A decisão foi tomada em sessão administrativa após consulta formulada pela Corregedoria Regional Eleitoral de São Paulo (CRE-SP), que questionou a necessidade de adaptação do sistema eleitoral diante das mudanças introduzidas pela chamada Lei Antifacção. Relator do caso, o ministro Antônio Carlos Ferreira destacou que a aplicação imediata da norma violaria o princípio da anualidade eleitoral, previsto na Constituição Federal. “A aplicação dos efeitos da lei em 2026 comprometeria a previsibilidade e a organização do processo eleitoral”, afirmou.
De acordo com esse princípio, alterações nas regras do processo eleitoral só podem entrar em vigor após o prazo mínimo de um ano. A Lei Antifacção, sancionada no mês passado pelo presidente Luiz Inácio Lula da Silva, promoveu mudanças no Código Eleitoral, incluindo a previsão de cancelamento do título de eleitor para presos provisórios, sob a justificativa de restringir a influência de organizações criminosas no processo democrático.
Apesar disso, o plenário do TSE entendeu que a norma altera dispositivos considerados estruturantes e, por isso, não pode ser aplicada já no próximo pleito. Durante o julgamento, os ministros também levaram em conta entraves técnicos apontados pela equipe da Corte, como a ausência de tempo hábil para atualização dos sistemas eleitorais. O prazo para alterações no cadastro de eleitores se encerra em 6 de maio.

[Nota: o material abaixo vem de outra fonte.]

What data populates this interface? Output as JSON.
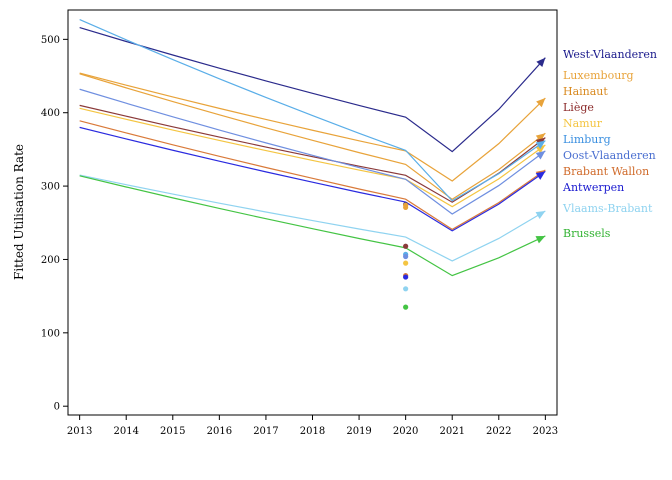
{
  "chart_data": {
    "type": "line",
    "ylabel": "Fitted Utilisation Rate",
    "xlabel": "",
    "x_ticks": [
      "2013",
      "2014",
      "2015",
      "2016",
      "2017",
      "2018",
      "2019",
      "2020",
      "2021",
      "2022",
      "2023"
    ],
    "y_ticks": [
      "0",
      "100",
      "200",
      "300",
      "400",
      "500"
    ],
    "xlim": [
      2012.75,
      2023.25
    ],
    "ylim": [
      -12,
      540
    ],
    "grid": false,
    "legend_position": "right",
    "series": [
      {
        "name": "West-Vlaanderen",
        "color": "#2b2b8c",
        "start": 516,
        "trough": 347,
        "end": 475,
        "point2020": 275
      },
      {
        "name": "Luxembourg",
        "color": "#e8a33a",
        "start": 454,
        "trough": 307,
        "end": 420,
        "point2020": 274
      },
      {
        "name": "Hainaut",
        "color": "#e8a33a",
        "start": 453,
        "trough": 282,
        "end": 372,
        "point2020": 271
      },
      {
        "name": "Liège",
        "color": "#8b3a3a",
        "start": 410,
        "trough": 278,
        "end": 366,
        "point2020": 218
      },
      {
        "name": "Namur",
        "color": "#f4c542",
        "start": 406,
        "trough": 272,
        "end": 356,
        "point2020": 195
      },
      {
        "name": "Limburg",
        "color": "#5aaee8",
        "start": 527,
        "trough": 280,
        "end": 362,
        "point2020": 207
      },
      {
        "name": "Oost-Vlaanderen",
        "color": "#6f8fe0",
        "start": 432,
        "trough": 262,
        "end": 348,
        "point2020": 204
      },
      {
        "name": "Brabant Wallon",
        "color": "#d97a3a",
        "start": 389,
        "trough": 241,
        "end": 322,
        "point2020": 178
      },
      {
        "name": "Antwerpen",
        "color": "#2a2adf",
        "start": 380,
        "trough": 239,
        "end": 320,
        "point2020": 176
      },
      {
        "name": "Vlaams-Brabant",
        "color": "#8fd3f0",
        "start": 315,
        "trough": 198,
        "end": 266,
        "point2020": 160
      },
      {
        "name": "Brussels",
        "color": "#44c444",
        "start": 314,
        "trough": 178,
        "end": 232,
        "point2020": 135
      }
    ],
    "legend_label_colors": [
      "#1a1a8c",
      "#e8a33a",
      "#d98a20",
      "#8b2a2a",
      "#f4c542",
      "#3a8fe0",
      "#4a6fd0",
      "#d06a2a",
      "#1a1acf",
      "#8fd3f0",
      "#33b333"
    ]
  }
}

Outro ponto considerado foi a falta de integração automatizada entre os sistemas da Justiça Eleitoral e os órgãos de segurança pública, o que dificultaria o cancelamento automático das inscrições eleitorais de presos sem condenação definitiva. A análise havia sido suspensa anteriormente após pedido de vista do ministro André Mendonça. Na retomada, ele afirmou que as mudanças trazidas pela legislação geram controvérsias e ressaltou a necessidade de garantir estabilidade nas regras que disciplinam a participação política.
A Lei Antifacção, também conhecida como Lei Raul Jungmann, instituiu um marco legal de combate ao crime organizado, endurecendo penas e restringindo benefícios como anistia e indulto para integrantes de facções criminosas. Entre os dispositivos mantidos após sanção presidencial, está justamente a proibição do voto para presos provisórios — medida que, conforme decidiu o TSE, só poderá ser aplicada em eleições futuras.